Before these announcements, the province has not seen the introduction of treaties in over 14 years, Chandra Herbert said.
Deputy Chief Coun. Cyril Bennett-Nabess said the historic moment has been over 30 years in the making. The First Nation voted to ratify the Kitselas Treaty last April.
“This treaty is not just a treaty for Kitselas, but it is a treaty for the province of British Columbia, a means of moving forward together,” he said.
“We overcame a struggle, an enduring struggle of over 113 years. From the time the Indian Act was implemented within our communities to the ratification of the Kitselas Treaty in April of last year.”
Lax Kw’alaams opposition
A nation neighbouring the Kitselas has called on the provincial government to immediately pause the ratification.

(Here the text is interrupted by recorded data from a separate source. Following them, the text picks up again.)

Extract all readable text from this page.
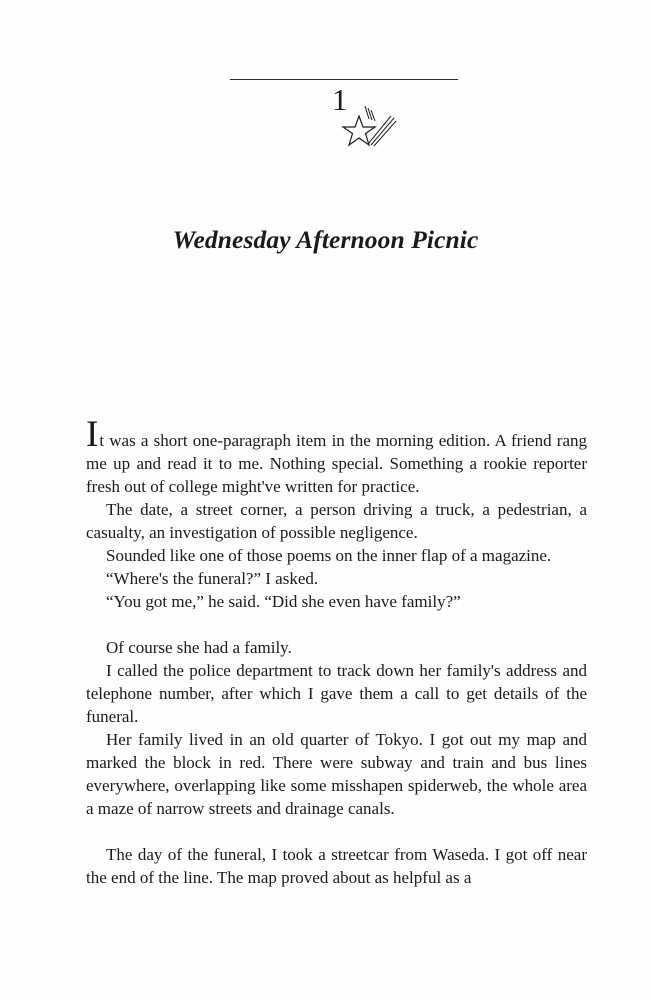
1
Wednesday Afternoon Picnic

It was a short one-paragraph item in the morning edition. A friend rang me up and read it to me. Nothing special. Something a rookie reporter fresh out of college might've written for practice.

The date, a street corner, a person driving a truck, a pedestrian, a casualty, an investigation of possible negligence.

Sounded like one of those poems on the inner flap of a magazine.

“Where's the funeral?” I asked.

“You got me,” he said. “Did she even have family?”

Of course she had a family.

I called the police department to track down her family's address and telephone number, after which I gave them a call to get details of the funeral.

Her family lived in an old quarter of Tokyo. I got out my map and marked the block in red. There were subway and train and bus lines everywhere, overlapping like some misshapen spiderweb, the whole area a maze of narrow streets and drainage canals.

The day of the funeral, I took a streetcar from Waseda. I got off near the end of the line. The map proved about as helpful as a
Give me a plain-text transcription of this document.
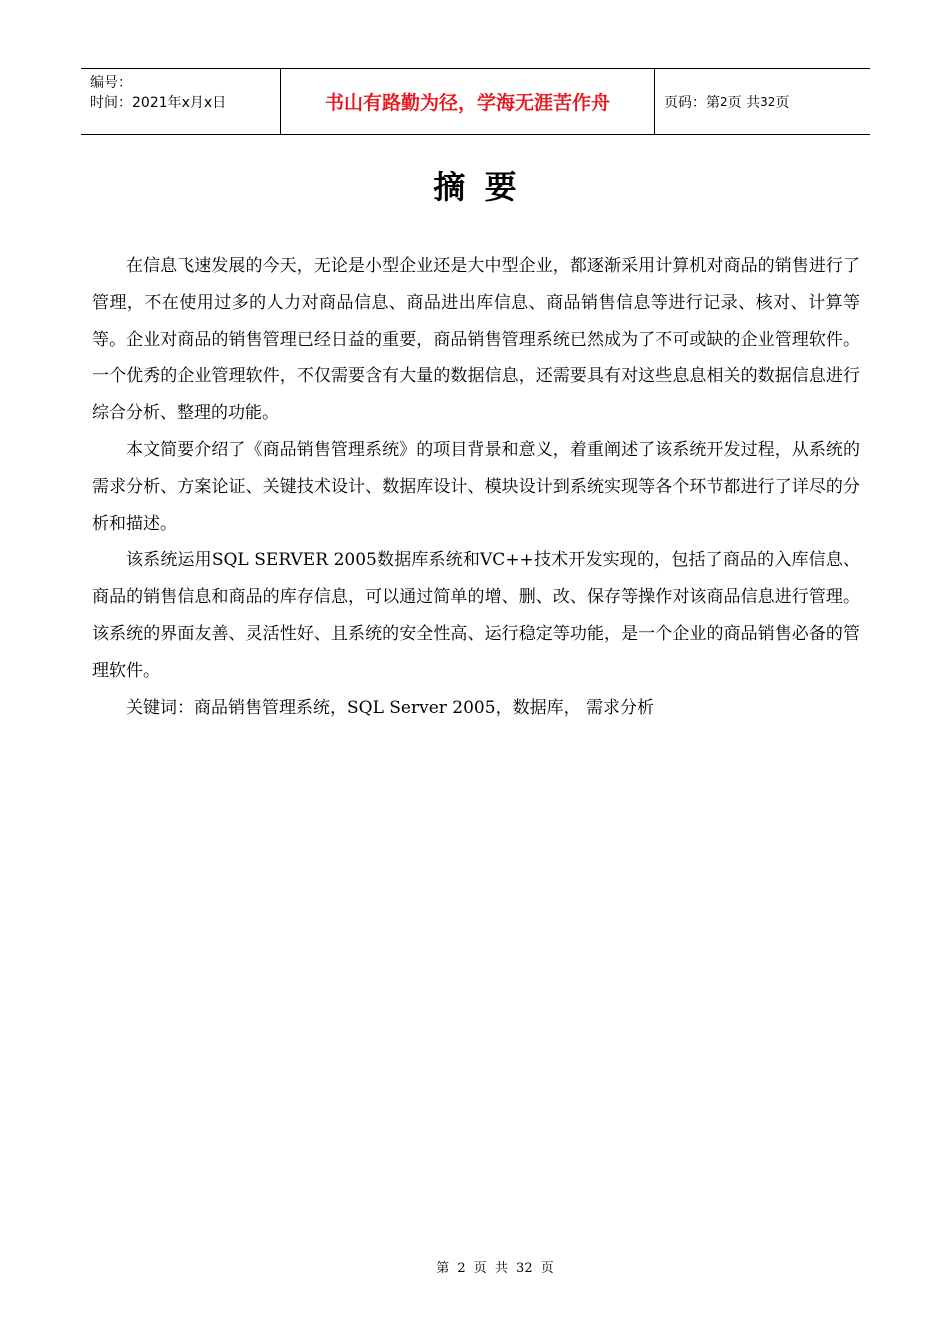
编号：
时间：2021年x月x日	书山有路勤为径，学海无涯苦作舟	页码：第 2 页 共 32 页
摘要

在信息飞速发展的今天，无论是小型企业还是大中型企业，都逐渐采用计算机对商品的销售进行了管理，不在使用过多的人力对商品信息、商品进出库信息、商品销售信息等进行记录、核对、计算等等。企业对商品的销售管理已经日益的重要，商品销售管理系统已然成为了不可或缺的企业管理软件。一个优秀的企业管理软件，不仅需要含有大量的数据信息，还需要具有对这些息息相关的数据信息进行综合分析、整理的功能。

本文简要介绍了《商品销售管理系统》的项目背景和意义，着重阐述了该系统开发过程，从系统的需求分析、方案论证、关键技术设计、数据库设计、模块设计到系统实现等各个环节都进行了详尽的分析和描述。

该系统运用SQL SERVER 2005数据库系统和VC++技术开发实现的，包括了商品的入库信息、商品的销售信息和商品的库存信息，可以通过简单的增、删、改、保存等操作对该商品信息进行管理。该系统的界面友善、灵活性好、且系统的安全性高、运行稳定等功能，是一个企业的商品销售必备的管理软件。

关键词：商品销售管理系统，SQL Server 2005，数据库， 需求分析

第 2 页 共 32 页
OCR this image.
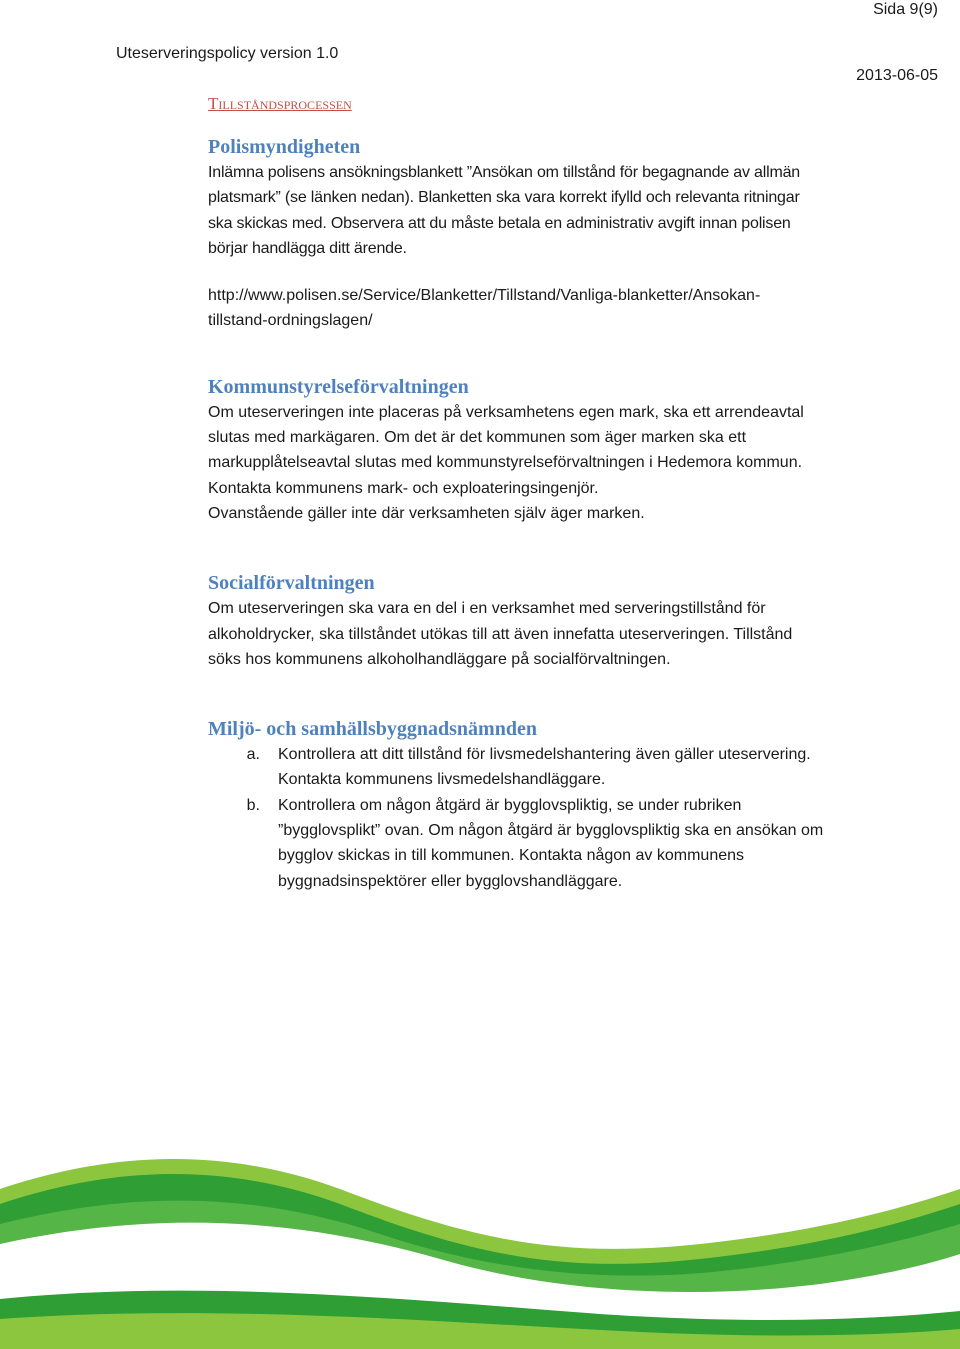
Sida 9(9)
Uteserveringspolicy version 1.0
2013-06-05
Tillståndsprocessen
Polismyndigheten

Inlämna polisens ansökningsblankett ”Ansökan om tillstånd för begagnande av allmän

platsmark” (se länken nedan). Blanketten ska vara korrekt ifylld och relevanta ritningar

ska skickas med. Observera att du måste betala en administrativ avgift innan polisen

börjar handlägga ditt ärende.

http://www.polisen.se/Service/Blanketter/Tillstand/Vanliga-blanketter/Ansokan-

tillstand-ordningslagen/

Kommunstyrelseförvaltningen

Om uteserveringen inte placeras på verksamhetens egen mark, ska ett arrendeavtal

slutas med markägaren. Om det är det kommunen som äger marken ska ett

markupplåtelseavtal slutas med kommunstyrelseförvaltningen i Hedemora kommun.

Kontakta kommunens mark- och exploateringsingenjör.

Ovanstående gäller inte där verksamheten själv äger marken.

Socialförvaltningen

Om uteserveringen ska vara en del i en verksamhet med serveringstillstånd för

alkoholdrycker, ska tillståndet utökas till att även innefatta uteserveringen. Tillstånd

söks hos kommunens alkoholhandläggare på socialförvaltningen.

Miljö- och samhällsbyggnadsnämnden
a.	Kontrollera att ditt tillstånd för livsmedelshantering även gäller uteservering.
Kontakta kommunens livsmedelshandläggare.
b.	Kontrollera om någon åtgärd är bygglovspliktig, se under rubriken
”bygglovsplikt” ovan. Om någon åtgärd är bygglovspliktig ska en ansökan om
bygglov skickas in till kommunen. Kontakta någon av kommunens
byggnadsinspektörer eller bygglovshandläggare.
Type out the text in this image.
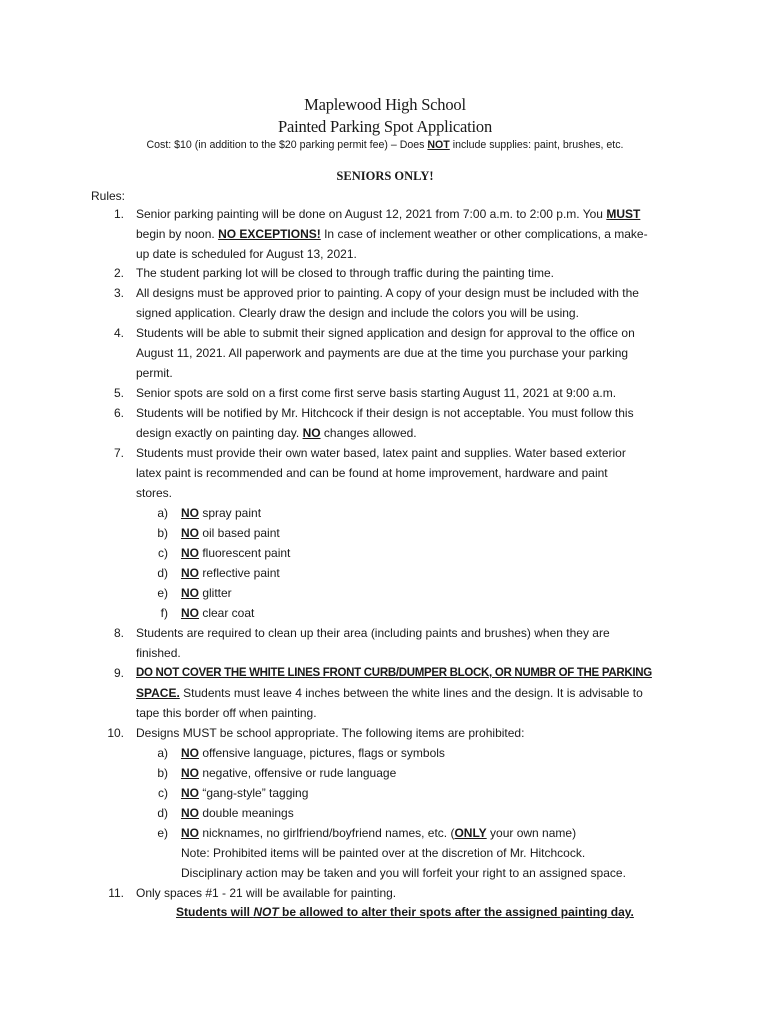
Maplewood High School
Painted Parking Spot Application
Cost: $10 (in addition to the $20 parking permit fee) – Does NOT include supplies: paint, brushes, etc.
SENIORS ONLY!
Rules:
1. Senior parking painting will be done on August 12, 2021 from 7:00 a.m. to 2:00 p.m. You MUST
begin by noon. NO EXCEPTIONS! In case of inclement weather or other complications, a make-
up date is scheduled for August 13, 2021.
2. The student parking lot will be closed to through traffic during the painting time.
3. All designs must be approved prior to painting. A copy of your design must be included with the
signed application. Clearly draw the design and include the colors you will be using.
4. Students will be able to submit their signed application and design for approval to the office on
August 11, 2021. All paperwork and payments are due at the time you purchase your parking
permit.
5. Senior spots are sold on a first come first serve basis starting August 11, 2021 at 9:00 a.m.
6. Students will be notified by Mr. Hitchcock if their design is not acceptable. You must follow this
design exactly on painting day. NO changes allowed.
7. Students must provide their own water based, latex paint and supplies. Water based exterior
latex paint is recommended and can be found at home improvement, hardware and paint
stores.
a) NO spray paint
b) NO oil based paint
c) NO fluorescent paint
d) NO reflective paint
e) NO glitter
f) NO clear coat
8. Students are required to clean up their area (including paints and brushes) when they are
finished.
9. DO NOT COVER THE WHITE LINES FRONT CURB/DUMPER BLOCK, OR NUMBR OF THE PARKING
SPACE. Students must leave 4 inches between the white lines and the design. It is advisable to
tape this border off when painting.
10. Designs MUST be school appropriate. The following items are prohibited:
a) NO offensive language, pictures, flags or symbols
b) NO negative, offensive or rude language
c) NO “gang-style” tagging
d) NO double meanings
e) NO nicknames, no girlfriend/boyfriend names, etc. (ONLY your own name)
Note: Prohibited items will be painted over at the discretion of Mr. Hitchcock.
Disciplinary action may be taken and you will forfeit your right to an assigned space.
11. Only spaces #1 - 21 will be available for painting.
Students will NOT be allowed to alter their spots after the assigned painting day.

The Nine Allied Tribes and Lax Kw’alaams Band said in a statement they were “blindsided by the 11th-hour notice” of the plan, saying over 90 per cent of their territory would be impacted.
The group held a press conference in front of the legislature Monday, calling for the province to fix “fundamental flaws” in the treaty that they say threatens reconciliation and legal certainty.
“We are here to make sure that we’re defending our territories as the nine allied tribes,” said Stan Dennis Jr., Nine Allied Tribes hereditary leader and spokesperson.
“The message needs to be clear, loud and clear, that we are against it. They haven’t accommodated us once,” he said.
Bennett-Nabess says Kitselas First Nation is prepared to meet its neighbours and come to a protocol agreement that would speak to mutual concerns.
If fully ratified by all parties, the Kitselas Treaty will be one of the first comprehensive treaties to come into effect since the Tla’amin Treaty in 2016, the province said.